The court stated that in this case, the defendant also bound himself to continue to act “with continued goodwill” to the plaintiff company which indicated a high level of loyalty and that meant not using any confidential information for his own benefit to the detriment of the employer. The employee has access to information of a sensitive nature and he acted incorrectly when he appropriated for himself the information to the detriment of the plaintiff company. The court found that this abuse was in violation of the fiduciary obligations of the defendant which are now reflected in article 1124A of the Civil Code and so he is bound to pay compensation for the damage he has caused. The Court of Appeal finally held that the agreement to act with continued goodwill to the employer cannot be considered to be one in restraint of trade as the employee was not hindered from working, even in competition with the plaintiff, as long as he acted in good faith and loyally. This certainty could not be considered to be again public order and is reasonable as has been held in Maltese case law which recognised that the higher the employment level, the more onerous the obligations of loyalty are and the more resonable would be limitations on what the employee is free to do.

 

For information purposes, this is a reproduction of article 1124A of the Maltese Civil Code:

1124A.

(1) Fiduciary obligations arise in virtue of law, contract, quasi-contract, trusts, assumption of office or behaviour whenever a person (the ”fiduciary”) -

(a) owes a duty to protect the interests of another person; or

(b) holds, exercises control or powers of disposition over property for the benefit of other persons, including when he is vested with ownership of such property for such purpose; or

(c) receives information from another person subject to a duty of confidentiality and such person is aware or ought, in the circumstances, reasonably to have been aware, that the use of such information is intended to be restricted.

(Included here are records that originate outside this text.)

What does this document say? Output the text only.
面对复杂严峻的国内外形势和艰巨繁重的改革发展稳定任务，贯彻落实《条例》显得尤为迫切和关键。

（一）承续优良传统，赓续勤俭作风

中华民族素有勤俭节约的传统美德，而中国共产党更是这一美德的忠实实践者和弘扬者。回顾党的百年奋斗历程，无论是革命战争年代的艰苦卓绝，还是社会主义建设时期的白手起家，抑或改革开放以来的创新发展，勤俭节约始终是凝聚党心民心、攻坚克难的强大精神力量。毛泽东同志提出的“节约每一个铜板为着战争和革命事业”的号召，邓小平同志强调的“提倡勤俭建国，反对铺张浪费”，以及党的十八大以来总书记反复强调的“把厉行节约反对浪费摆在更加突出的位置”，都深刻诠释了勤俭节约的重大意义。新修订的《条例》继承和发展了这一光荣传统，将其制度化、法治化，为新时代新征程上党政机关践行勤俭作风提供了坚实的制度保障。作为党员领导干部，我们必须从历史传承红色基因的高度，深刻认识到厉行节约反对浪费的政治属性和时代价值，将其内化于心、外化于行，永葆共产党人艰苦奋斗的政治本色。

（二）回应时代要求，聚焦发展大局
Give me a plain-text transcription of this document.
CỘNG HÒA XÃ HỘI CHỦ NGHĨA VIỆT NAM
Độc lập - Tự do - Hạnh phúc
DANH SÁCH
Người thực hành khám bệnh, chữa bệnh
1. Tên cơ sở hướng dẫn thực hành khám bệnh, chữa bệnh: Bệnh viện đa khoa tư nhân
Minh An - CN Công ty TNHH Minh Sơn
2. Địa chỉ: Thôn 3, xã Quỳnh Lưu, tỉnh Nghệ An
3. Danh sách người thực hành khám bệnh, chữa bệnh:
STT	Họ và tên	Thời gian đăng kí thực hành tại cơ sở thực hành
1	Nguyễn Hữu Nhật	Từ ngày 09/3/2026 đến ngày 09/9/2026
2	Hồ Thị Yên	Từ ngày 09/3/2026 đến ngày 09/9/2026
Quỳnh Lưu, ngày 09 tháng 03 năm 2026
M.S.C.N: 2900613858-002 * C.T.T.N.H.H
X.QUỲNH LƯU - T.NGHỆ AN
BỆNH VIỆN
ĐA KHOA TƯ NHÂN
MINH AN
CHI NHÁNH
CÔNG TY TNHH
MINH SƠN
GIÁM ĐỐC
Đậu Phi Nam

(2) A person who is delegated any function by a fiduciary and is aware, or should, from the circumstances, be aware, of the fiduciary obligations shall also be treated to be subject to fiduciary obligations.

(3) Fiduciary obligations arise from behaviour when a person -

(a) without being entitled, appropriates or makes use of property or information belonging to another, whether for his benefit or otherwise; or

(b) being a third party, acts, being aware, or where he reasonably ought to be aware from the circumstances, of the breach of fiduciary obligations by a fiduciary, and receives or otherwise acquires property or makes other gains from or through the acts of the fiduciary.

(4) Without prejudice to the duty of a fiduciary to carry out his obligations with utmost good faith and to act honestly in all cases, a fiduciary is bound, subject to express provision of law or express terms of any instrument in writing excluding or modifying such duty, as the case may be -

(a) to exercise the diligence of a bonus pater familias in the performance of his obligations;

(b) to avoid any conflict of interest;

(c) not to receive undisclosed or unauthorised profit from his position or functions;

(d) to act impartially when the fiduciary duties are owed to more than one person;

(e) to keep any property as may be acquired or held as a fiduciary segregated from his personal property and that of other persons towards whom he may have similar obligations;

(f) to maintain suitable records in writing of the interest of the person to whom such fiduciary obligations are owed;

(g) to render account in relation to the property subject to such fiduciary obligations; and

(h) to return on demand any property held under fiduciary obligations to the person lawfully entitled thereto or as instructed by him or as otherwise required by applicable law.

(5) In addition to any other remedy available under law, a person subject to a fiduciary obligation who acts in breach of such obligation shall be bound to return any property together with all other benefits derived by him, whether directly or indirectly, to the person to whom the duty is owed.

(6) The obligation to return property derived from a breach of a fiduciary duty shall apply also to all property into which the original property has been converted or for which it has been substituted.